From 1936 to 1964 Silver taught at Ole Miss, gathering enemies with sharp social criticism and his book “Mississippi: The Closed Society,” while becoming beloved to students.
“Students, you should know that my dad enjoyed teaching you enormously,” said Bill Silver, the professor’s eldest offspring.
Law professor emeritus John Bradley, who organized the event, was pleased that more than 100 of those who knew Silver helped fund the bronze plaque.
“It is a gift that the university is extremely proud of, as we continue to recognize that the university is proud of Jim Silver,” Bradley said.
Chancellor Dan Jones, whose most public criticism currently regards athletics, noted the differences that Silver helped effect.
“Those in leadership who make some decisions now are in peril of public ridicule in the media but no longer are in serious peril of their lives, as Dr. Silver was,” Jones said.

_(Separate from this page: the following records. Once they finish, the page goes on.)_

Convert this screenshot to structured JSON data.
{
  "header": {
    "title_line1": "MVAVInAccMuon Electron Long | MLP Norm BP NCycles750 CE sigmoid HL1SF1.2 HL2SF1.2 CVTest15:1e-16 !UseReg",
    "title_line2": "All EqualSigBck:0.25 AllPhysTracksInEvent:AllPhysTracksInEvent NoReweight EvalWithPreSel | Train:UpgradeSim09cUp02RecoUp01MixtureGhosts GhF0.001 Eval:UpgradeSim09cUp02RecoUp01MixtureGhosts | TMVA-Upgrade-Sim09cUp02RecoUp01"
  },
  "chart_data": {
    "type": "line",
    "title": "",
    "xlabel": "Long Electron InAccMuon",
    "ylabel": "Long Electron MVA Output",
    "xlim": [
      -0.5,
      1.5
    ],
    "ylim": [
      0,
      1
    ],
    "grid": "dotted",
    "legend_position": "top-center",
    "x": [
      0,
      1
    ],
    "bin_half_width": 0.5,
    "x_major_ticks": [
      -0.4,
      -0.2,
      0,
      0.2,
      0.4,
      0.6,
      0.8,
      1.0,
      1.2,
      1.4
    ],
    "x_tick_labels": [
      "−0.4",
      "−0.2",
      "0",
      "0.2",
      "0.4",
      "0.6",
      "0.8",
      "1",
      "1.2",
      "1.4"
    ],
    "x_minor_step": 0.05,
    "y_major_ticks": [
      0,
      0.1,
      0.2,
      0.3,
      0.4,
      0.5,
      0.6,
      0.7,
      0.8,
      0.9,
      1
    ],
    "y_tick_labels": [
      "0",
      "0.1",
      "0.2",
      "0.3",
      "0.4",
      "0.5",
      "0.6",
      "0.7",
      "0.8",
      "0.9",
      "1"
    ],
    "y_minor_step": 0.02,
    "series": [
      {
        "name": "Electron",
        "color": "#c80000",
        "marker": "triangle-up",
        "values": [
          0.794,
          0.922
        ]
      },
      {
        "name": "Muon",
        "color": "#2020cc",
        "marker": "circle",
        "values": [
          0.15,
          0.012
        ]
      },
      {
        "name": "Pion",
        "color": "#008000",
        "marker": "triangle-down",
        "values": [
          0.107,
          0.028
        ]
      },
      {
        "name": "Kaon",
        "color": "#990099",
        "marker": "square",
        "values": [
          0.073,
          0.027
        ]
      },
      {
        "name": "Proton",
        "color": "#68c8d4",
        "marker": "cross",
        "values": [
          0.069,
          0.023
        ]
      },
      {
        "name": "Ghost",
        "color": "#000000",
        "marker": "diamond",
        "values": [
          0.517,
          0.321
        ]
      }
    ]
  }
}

Former students recalled their mentor. Gov. William Winter said he wished he’d “shown up at the showdown” more often to defend Silver. He told of being asked by segregationist voters during a race for governor about his connections to “‘that Communist up there at Ole Miss, John Silverman.’ I said, ‘John Silverman?’ Never heard of him in my life,” Winter said to uproarious laughter. “He forgave me for that; I think he understood.”
Liz Shiver, who went on to a Washington, D.C., career in public relations, said Silver’s most lasting legacy to her was “the people he shared with me. There weren’t that many like-minded people around to be found.”
Dan Jordan, who oversaw Monticello as president of the Thomas Jefferson Foundation, said Silver transformed him and his wife.
“Dr. Silver helped to awake our social consciences,” he said. “He shaped our core values and fixed the destinies of our lives.”
Ed Williams, longtime editor of the Charlotte Observer, said Silver was a tough teacher who modeled courage.
“He was brave and honest and forthright about things that mattered,” Williams said. “On my best days, I think I come somewhat near to the standard he set every day.”